I had expected resistance, calculated traps, even the Architect's calm omnipresence. But this… this was a flood. Corridors buckled, panels slid and jammed, the hum of the Veins rising into a roar that pressed against my ribs. Every step forward was a negotiation with gravity and steel.

I darted through narrow passageways, coat slick with condensation, boots slipping on wet metal. Sparks sizzled from severed conduits, tiny arcs of light slicing the darkness. The Core's pulse had become a heartbeat I could feel in my skull, every rhythm reminding me that this wasn't just a fight against people it was against inevitability itself.

Click-click… hiss… grinding metal…

The loyalists I'd thought neutralized Krain, Carrow, Lyric reacted as predicted: chaos amplified by desperation. Krain crashed through a door I'd rigged, eyes wide with fury, only to slam into Lyric's improvised barricade. Carrow appeared in a side corridor, weapons drawn, scanning for control panels, her panic betraying the precision she usually wore like armor.

I sidestepped, letting them collapse into each other like dominoes. Each step I took, each lever I pulled, each misdirection I set in motion was a calculation, a rehearsal, a dance choreographed in my head while the world fell apart.

Drip… hiss… low rumble…

I could hear the faint echoes of the Architect's voice in my head, calm, deliberate, almost teasing: "You've proven useful… but can you survive?"

I snorted. "Survive? Cute. Let's see who actually finishes the game first."

A chute I'd marked weeks ago collapsed just as I'd predicted, burying half a squad of loyalists under twisted metal. I climbed over the rubble, heart hammering, lungs tasting of ozone and fear. The collapse wasn't just physical. It was a test of instinct, of cunning, of who could think faster than chaos itself.

Drip… groan… hiss…

And then I saw it: a control console, sparking, nearly dead. One hand hovered over it, indecision flickering, the other tightening on a pipe for balance.
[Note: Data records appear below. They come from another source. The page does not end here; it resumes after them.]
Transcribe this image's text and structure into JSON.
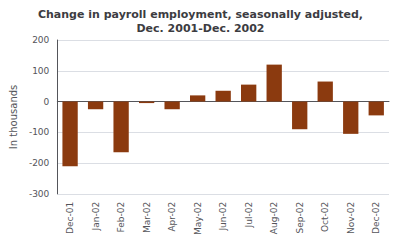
{
  "chart_data": {
    "type": "bar",
    "title": "Change in payroll employment, seasonally adjusted,\nDec. 2001-Dec. 2002",
    "ylabel": "In thousands",
    "categories": [
      "Dec-01",
      "Jan-02",
      "Feb-02",
      "Mar-02",
      "Apr-02",
      "May-02",
      "Jun-02",
      "Jul-02",
      "Aug-02",
      "Sep-02",
      "Oct-02",
      "Nov-02",
      "Dec-02"
    ],
    "values": [
      -210,
      -25,
      -165,
      -5,
      -25,
      20,
      35,
      55,
      120,
      -90,
      65,
      -105,
      -45
    ],
    "color": "#8B3A0F",
    "ylim": [
      -300,
      200
    ],
    "yticks": [
      -300,
      -200,
      -100,
      0,
      100,
      200
    ],
    "grid": true
  }
}
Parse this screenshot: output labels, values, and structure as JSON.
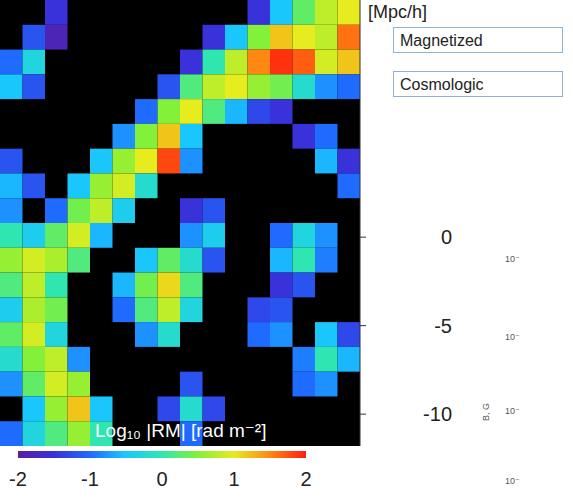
{
  "chart_data": {
    "type": "heatmap",
    "y_label": "[Mpc/h]",
    "xlim": [
      -10,
      10.8
    ],
    "ylim": [
      -11.8,
      13.4
    ],
    "yticks": [
      0,
      -5,
      -10
    ],
    "tick_labels": "y",
    "cells": {
      "x_edges": [
        -10,
        -8.7,
        -7.4,
        -6.1,
        -4.8,
        -3.5,
        -2.2,
        -0.9,
        0.4,
        1.7,
        3,
        4.3,
        5.6,
        6.9,
        8.2,
        9.5,
        10.8
      ],
      "y_edges": [
        13.4,
        12,
        10.6,
        9.2,
        7.8,
        6.4,
        5,
        3.6,
        2.2,
        0.8,
        -0.6,
        -2,
        -3.4,
        -4.8,
        -6.2,
        -7.6,
        -9,
        -10.4,
        -11.8
      ],
      "values": [
        [
          null,
          null,
          -1.5,
          null,
          null,
          null,
          null,
          null,
          null,
          null,
          null,
          -1.5,
          -0.5,
          0.3,
          0.8,
          1.0
        ],
        [
          null,
          -1.2,
          -1.8,
          null,
          null,
          null,
          null,
          null,
          null,
          -1.5,
          -0.5,
          0.5,
          1.2,
          1.0,
          0.8,
          1.6
        ],
        [
          -1.0,
          -0.3,
          null,
          null,
          null,
          null,
          null,
          null,
          -1.5,
          0,
          0.8,
          1.5,
          1.9,
          1.7,
          0.9,
          1.2
        ],
        [
          -0.5,
          -1.2,
          null,
          null,
          null,
          null,
          null,
          -1.2,
          0.2,
          0.8,
          1.0,
          0.6,
          0.4,
          -0.2,
          -0.8,
          -1.0
        ],
        [
          null,
          null,
          null,
          null,
          null,
          null,
          -1.0,
          0.5,
          1.0,
          0.2,
          -0.6,
          -1.3,
          -1.5,
          null,
          null,
          null
        ],
        [
          null,
          null,
          null,
          null,
          null,
          -0.8,
          0.5,
          1.2,
          -0.5,
          null,
          null,
          null,
          null,
          -1.5,
          -1.0,
          null
        ],
        [
          -1.2,
          null,
          null,
          null,
          -0.5,
          0.6,
          1.0,
          1.8,
          -0.8,
          null,
          null,
          null,
          null,
          null,
          -0.6,
          -1.5
        ],
        [
          -0.6,
          -1.2,
          null,
          -0.5,
          0.6,
          0.9,
          -0.2,
          null,
          null,
          null,
          null,
          null,
          null,
          null,
          null,
          -1.0
        ],
        [
          -0.8,
          null,
          -1.0,
          0.4,
          0.8,
          -0.4,
          null,
          null,
          -1.5,
          -1.2,
          null,
          null,
          null,
          null,
          null,
          null
        ],
        [
          0,
          -0.4,
          0.3,
          0.9,
          -0.6,
          null,
          null,
          null,
          -0.8,
          -0.4,
          null,
          null,
          -1.0,
          -0.3,
          -0.8,
          null
        ],
        [
          0.6,
          0.9,
          0.7,
          0.2,
          null,
          null,
          -0.5,
          0.3,
          -0.2,
          -1.2,
          null,
          null,
          -0.6,
          0,
          -0.9,
          null
        ],
        [
          0.2,
          0.8,
          0,
          null,
          null,
          -0.6,
          0.4,
          1.1,
          0.2,
          null,
          null,
          null,
          -1.5,
          -1.2,
          null,
          null
        ],
        [
          -0.4,
          0.7,
          0.4,
          null,
          null,
          -1.0,
          0.2,
          0.8,
          -0.3,
          null,
          null,
          -1.3,
          -1.2,
          null,
          null,
          null
        ],
        [
          0.3,
          0.9,
          -0.3,
          null,
          null,
          null,
          -0.8,
          -0.2,
          null,
          null,
          null,
          -1.0,
          -0.8,
          null,
          -0.5,
          -1.3
        ],
        [
          -0.2,
          0.5,
          0.8,
          -0.8,
          null,
          null,
          null,
          null,
          null,
          null,
          null,
          null,
          null,
          -0.9,
          0,
          -0.6
        ],
        [
          -0.8,
          0.3,
          0.9,
          0.6,
          null,
          null,
          null,
          null,
          -1.2,
          null,
          null,
          null,
          null,
          -1.0,
          -0.8,
          null
        ],
        [
          null,
          -0.5,
          0.6,
          1.2,
          -0.5,
          null,
          null,
          -1.3,
          -0.2,
          -1.3,
          null,
          null,
          null,
          null,
          null,
          null
        ],
        [
          -1.0,
          -0.3,
          0.2,
          0.6,
          0,
          null,
          null,
          null,
          -1.0,
          null,
          null,
          null,
          null,
          null,
          null,
          null
        ]
      ]
    },
    "colorbar": {
      "label": "Log₁₀ |RM| [rad m⁻²]",
      "range": [
        -2,
        2
      ],
      "ticks": [
        -2,
        -1,
        0,
        1,
        2
      ]
    },
    "annotations": {
      "boxes": [
        "Magnetized",
        "Cosmologic"
      ],
      "side_plot": {
        "y_label": "B, G",
        "tick_texts": [
          "10⁻",
          "10⁻",
          "10⁻",
          "10⁻"
        ]
      }
    }
  }
}
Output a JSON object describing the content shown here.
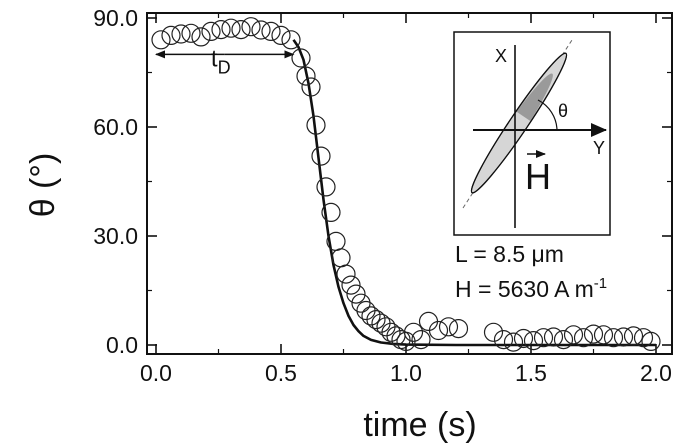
{
  "chart_data": {
    "type": "scatter",
    "xlabel": "time (s)",
    "ylabel": "θ (°)",
    "xlim": [
      0.0,
      2.0
    ],
    "ylim": [
      0.0,
      90.0
    ],
    "x_ticks": [
      "0.0",
      "0.5",
      "1.0",
      "1.5",
      "2.0"
    ],
    "y_ticks": [
      "0.0",
      "30.0",
      "60.0",
      "90.0"
    ],
    "grid": false,
    "series": [
      {
        "kind": "measured",
        "marker": "open-circle",
        "points": [
          [
            0.02,
            84.0
          ],
          [
            0.06,
            85.2
          ],
          [
            0.1,
            85.6
          ],
          [
            0.14,
            85.8
          ],
          [
            0.18,
            84.8
          ],
          [
            0.22,
            86.3
          ],
          [
            0.26,
            86.8
          ],
          [
            0.3,
            87.2
          ],
          [
            0.34,
            86.8
          ],
          [
            0.38,
            87.6
          ],
          [
            0.42,
            86.7
          ],
          [
            0.46,
            86.3
          ],
          [
            0.5,
            85.2
          ],
          [
            0.54,
            84.0
          ],
          [
            0.58,
            79.0
          ],
          [
            0.6,
            74.0
          ],
          [
            0.62,
            71.0
          ],
          [
            0.64,
            60.5
          ],
          [
            0.66,
            52.0
          ],
          [
            0.68,
            43.5
          ],
          [
            0.7,
            36.5
          ],
          [
            0.72,
            28.5
          ],
          [
            0.74,
            24.0
          ],
          [
            0.76,
            19.5
          ],
          [
            0.78,
            16.5
          ],
          [
            0.8,
            14.0
          ],
          [
            0.82,
            11.5
          ],
          [
            0.84,
            9.5
          ],
          [
            0.86,
            8.0
          ],
          [
            0.88,
            7.0
          ],
          [
            0.9,
            6.0
          ],
          [
            0.92,
            5.0
          ],
          [
            0.94,
            3.5
          ],
          [
            0.96,
            2.5
          ],
          [
            0.98,
            1.5
          ],
          [
            1.0,
            1.0
          ],
          [
            1.03,
            3.5
          ],
          [
            1.06,
            1.5
          ],
          [
            1.09,
            6.5
          ],
          [
            1.13,
            4.0
          ],
          [
            1.17,
            5.0
          ],
          [
            1.21,
            4.5
          ],
          [
            1.35,
            3.5
          ],
          [
            1.39,
            1.5
          ],
          [
            1.43,
            0.8
          ],
          [
            1.47,
            1.8
          ],
          [
            1.51,
            1.2
          ],
          [
            1.55,
            2.0
          ],
          [
            1.59,
            2.2
          ],
          [
            1.63,
            1.5
          ],
          [
            1.67,
            2.8
          ],
          [
            1.71,
            2.0
          ],
          [
            1.75,
            3.0
          ],
          [
            1.79,
            2.8
          ],
          [
            1.83,
            2.0
          ],
          [
            1.87,
            2.2
          ],
          [
            1.91,
            2.5
          ],
          [
            1.95,
            2.0
          ],
          [
            1.98,
            1.0
          ]
        ]
      },
      {
        "kind": "fit",
        "style": "solid-black-line",
        "points": [
          [
            0.55,
            84.0
          ],
          [
            0.57,
            82.0
          ],
          [
            0.59,
            78.5
          ],
          [
            0.61,
            72.0
          ],
          [
            0.63,
            63.0
          ],
          [
            0.65,
            51.5
          ],
          [
            0.67,
            40.0
          ],
          [
            0.69,
            30.0
          ],
          [
            0.71,
            22.0
          ],
          [
            0.73,
            16.0
          ],
          [
            0.75,
            11.5
          ],
          [
            0.77,
            8.0
          ],
          [
            0.79,
            5.5
          ],
          [
            0.81,
            3.8
          ],
          [
            0.83,
            2.5
          ],
          [
            0.86,
            1.4
          ],
          [
            0.9,
            0.7
          ],
          [
            0.95,
            0.3
          ],
          [
            1.0,
            0.1
          ],
          [
            1.2,
            0.0
          ],
          [
            1.6,
            0.0
          ],
          [
            2.0,
            0.0
          ]
        ]
      }
    ],
    "annotations": {
      "delay": {
        "label": "t",
        "subscript": "D",
        "x_start": 0.0,
        "x_end": 0.55,
        "y": 80.0
      },
      "length": "L = 8.5 μm",
      "field": {
        "prefix": "H = 5630 A m",
        "exponent": "-1"
      }
    },
    "inset": {
      "x_axis": "X",
      "y_axis": "Y",
      "angle": "θ",
      "vector": "H"
    }
  }
}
The choice was mine: stabilize some systems and save myself or let the collapse accelerate, letting the city burn in a controlled implosion. The Architect's gamble had become mine.

I exhaled, dry laughter slipping past my lips. "Stability is boring," I muttered. "Destruction is fun. Let's see if they notice."

I flipped the switches, rerouted power, sent corridors collapsing in patterns that guaranteed maximum confusion for the remaining loyalists but left me with paths open enough to survive. It wasn't perfect. Nothing ever is. But it was me. My chaos. My rules.

The city screamed around me, metal grinding and sparks flying, but I moved through it, a shadow laughing at inevitability. The Core itself had become my playground, my trap, my warzone.

And I? I was alive, breathing, grinning in the ruins.

"Nice try, Architect," I whispered, voice low and dry, echoing against steel walls. "But pawns don't break boards. Players do."